Bobby Ringler’s mother Glo was an all-star in the kitchen, introducing me to such exotica as fresh vegetables, al dente pasta (okay, the word “pasta” wasn’t used then either, so let’s just say spaghetti) and tuna fish salad that was flecked with bits of pickle, celery and radish. Bobby’s grandmother Lily was no slouch either, as she made sure I’d have helping after helping of just-baked potato and raisin kugel, apple strudel and rugelach. I passed on the borscht. As a fellow who never ate a leaf of Romaine lettuce until I was 19 or so, these occasions were treats.
Hormel’s Spam has been the butt of jokes for over a generation now, but I’m not laughing.
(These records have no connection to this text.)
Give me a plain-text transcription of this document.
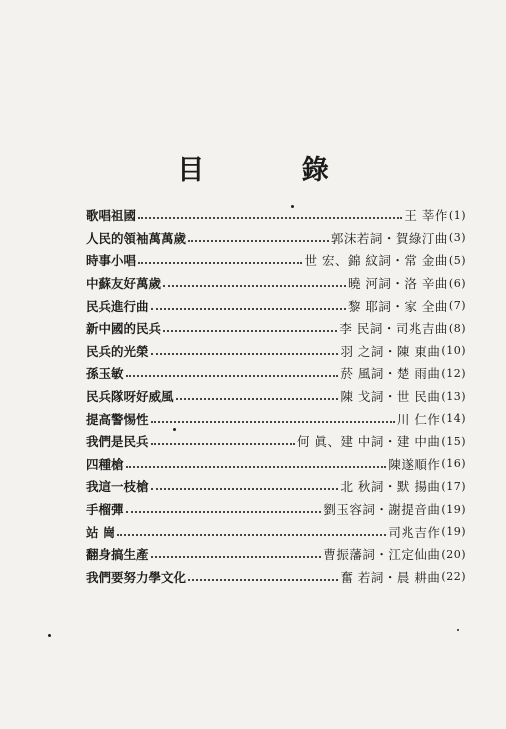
目 錄
歌唱祖國	王 莘作 (1)
人民的領袖萬萬歲	郭沫若詞・賀綠汀曲 (3)
時事小唱	世 宏、錦 紋詞・常 金曲 (5)
中蘇友好萬歲	曉 河詞・洛 辛曲 (6)
民兵進行曲	黎 耶詞・家 全曲 (7)
新中國的民兵	李 民詞・司兆吉曲 (8)
民兵的光榮	羽 之詞・陳 東曲 (10)
孫玉敏	菸 風詞・楚 雨曲 (12)
民兵隊呀好威風	陳 戈詞・世 民曲 (13)
提高警惕性	川 仁作 (14)
我們是民兵	何 眞、建 中詞・建 中曲 (15)
四種槍	陳遂順作 (16)
我這一枝槍	北 秋詞・默 揚曲 (17)
手榴彈	劉玉容詞・謝提音曲 (19)
站 崗	司兆吉作 (19)
翻身搞生產	曹振藩詞・江定仙曲 (20)
我們要努力學文化	奮 若詞・晨 耕曲 (22)
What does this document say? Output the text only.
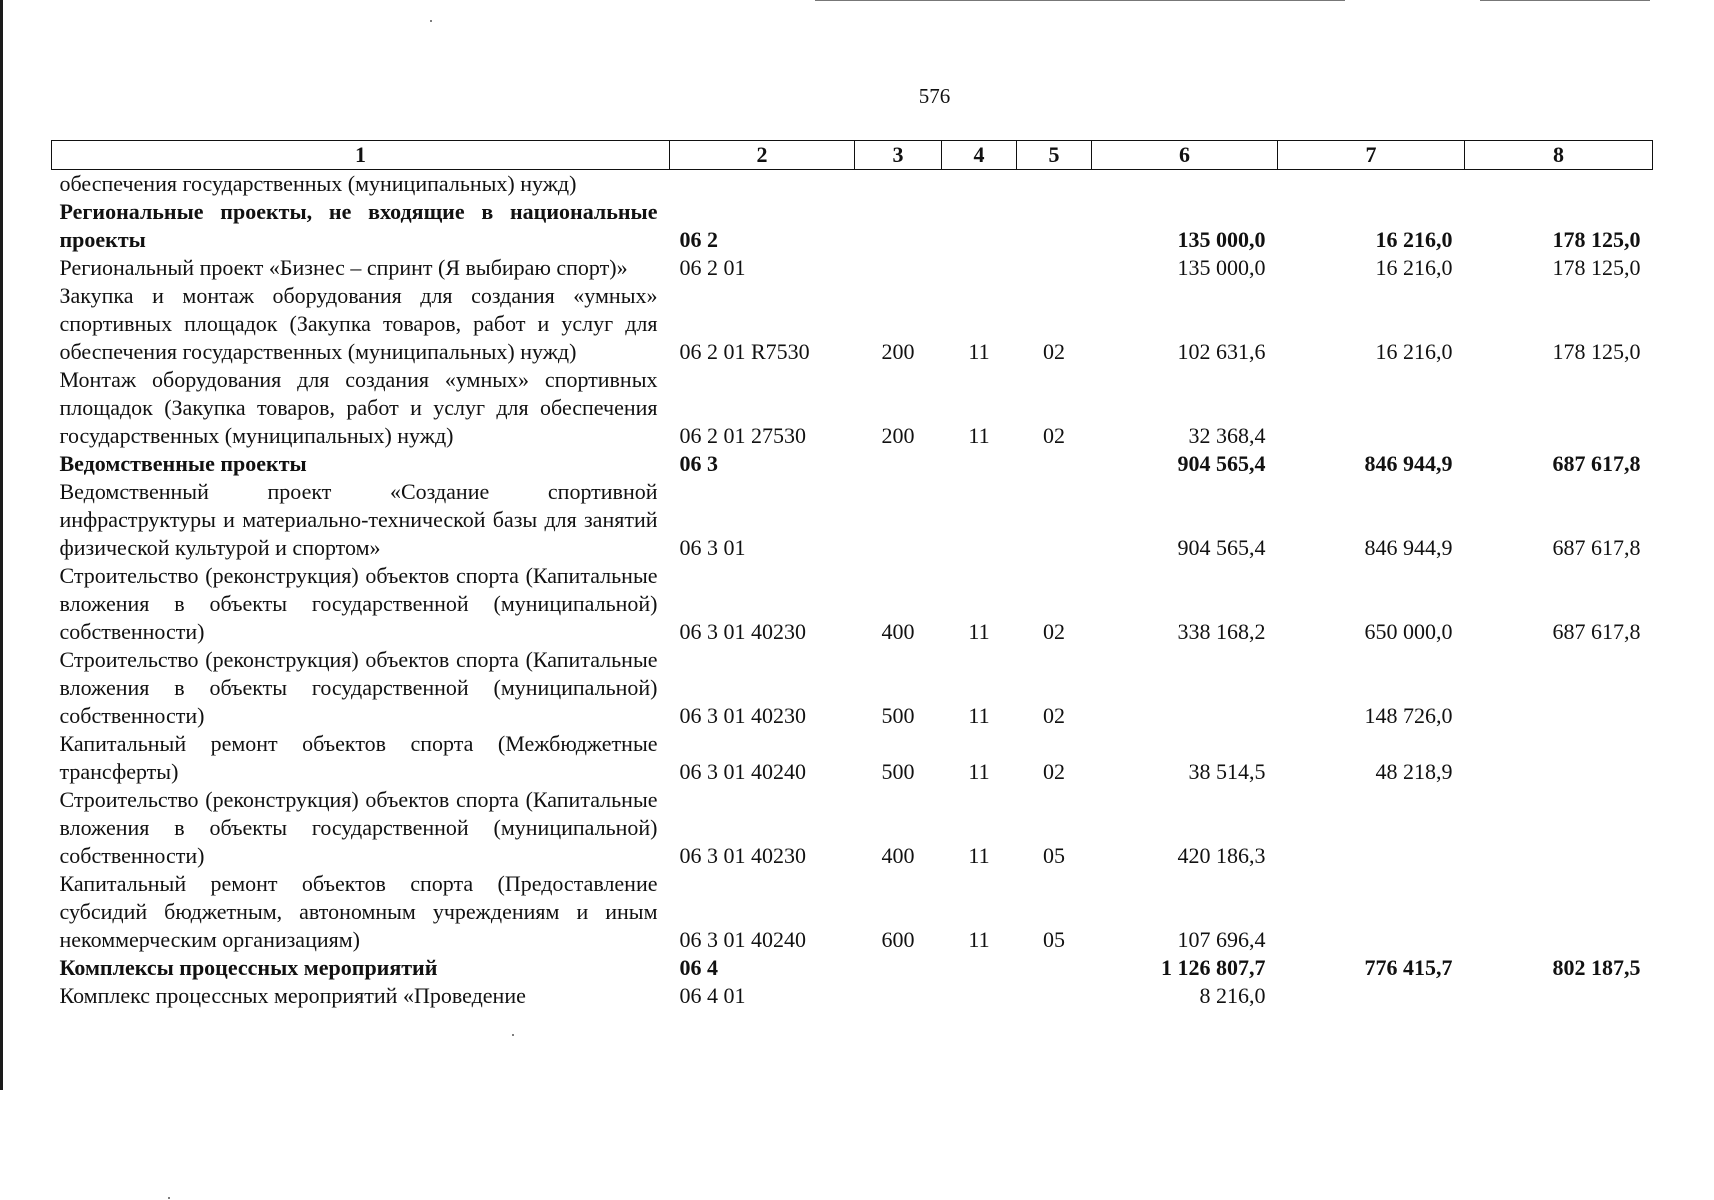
576
1	2	3	4	5	6	7	8
обеспечения государственных (муниципальных) нужд)							
Региональные проекты, не входящие в национальные проекты	06 2				135 000,0	16 216,0	178 125,0
Региональный проект «Бизнес – спринт (Я выбираю спорт)»	06 2 01				135 000,0	16 216,0	178 125,0
Закупка и монтаж оборудования для создания «умных» спортивных площадок (Закупка товаров, работ и услуг для обеспечения государственных (муниципальных) нужд)	06 2 01 R7530	200	11	02	102 631,6	16 216,0	178 125,0
Монтаж оборудования для создания «умных» спортивных площадок (Закупка товаров, работ и услуг для обеспечения государственных (муниципальных) нужд)	06 2 01 27530	200	11	02	32 368,4		
Ведомственные проекты	06 3				904 565,4	846 944,9	687 617,8
Ведомственный проект «Создание спортивной инфраструктуры и материально-технической базы для занятий физической культурой и спортом»	06 3 01				904 565,4	846 944,9	687 617,8
Строительство (реконструкция) объектов спорта (Капитальные вложения в объекты государственной (муниципальной) собственности)	06 3 01 40230	400	11	02	338 168,2	650 000,0	687 617,8
Строительство (реконструкция) объектов спорта (Капитальные вложения в объекты государственной (муниципальной) собственности)	06 3 01 40230	500	11	02		148 726,0	
Капитальный ремонт объектов спорта (Межбюджетные трансферты)	06 3 01 40240	500	11	02	38 514,5	48 218,9	
Строительство (реконструкция) объектов спорта (Капитальные вложения в объекты государственной (муниципальной) собственности)	06 3 01 40230	400	11	05	420 186,3		
Капитальный ремонт объектов спорта (Предоставление субсидий бюджетным, автономным учреждениям и иным некоммерческим организациям)	06 3 01 40240	600	11	05	107 696,4		
Комплексы процессных мероприятий	06 4				1 126 807,7	776 415,7	802 187,5
Комплекс процессных мероприятий «Проведение	06 4 01				8 216,0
We’d have Spam and beans every other week or so, and, unless it was fried until extra crispy, was as disgusting a meal as I can imagine. Sometimes, my mother would clip out a recipe from one of her magazines and try to dress up the Spam, most often with slices of canned Dole pineapple, but I almost always wound up feeding it to our mutt Scuttle, who regularly camped under the kitchen table at 6:30. (Sometimes my father, who never, ever, complained about his wife’s grub, would surreptitiously slip Scuttle some food too, maybe if Mom was on the trunk line, gabbing with Bernice Reilly and Laurie Howard.)
In 1975, while on a European trip with my oldest brother and his family (I was the nanny), one night we were on an overnight ferry from Norway to Sweden and sat down for dinner. Despite the exquisite Scandinavian food we’d relished—not to mention a lot of freshly brewed Tuborg and shots of Aquavit—the spread was quite ordinary and capped off with helpings of canned fruit salad. When this dessert came to the table, my brother, 32 at the time and a successful businessman, said, “This is one of the reasons I’ve worked so hard. So I’d never have to eat gooey canned cling peaches and grapes ever again.”
And I’m certain he hasn’t. So, while there was a mini-burst of nostalgia found on the Web after Mr. Goerke passed away, this middle-aged reader was having none of it, since the jingle “Uh-oh, SpaghettiOs!” still turns my stomach.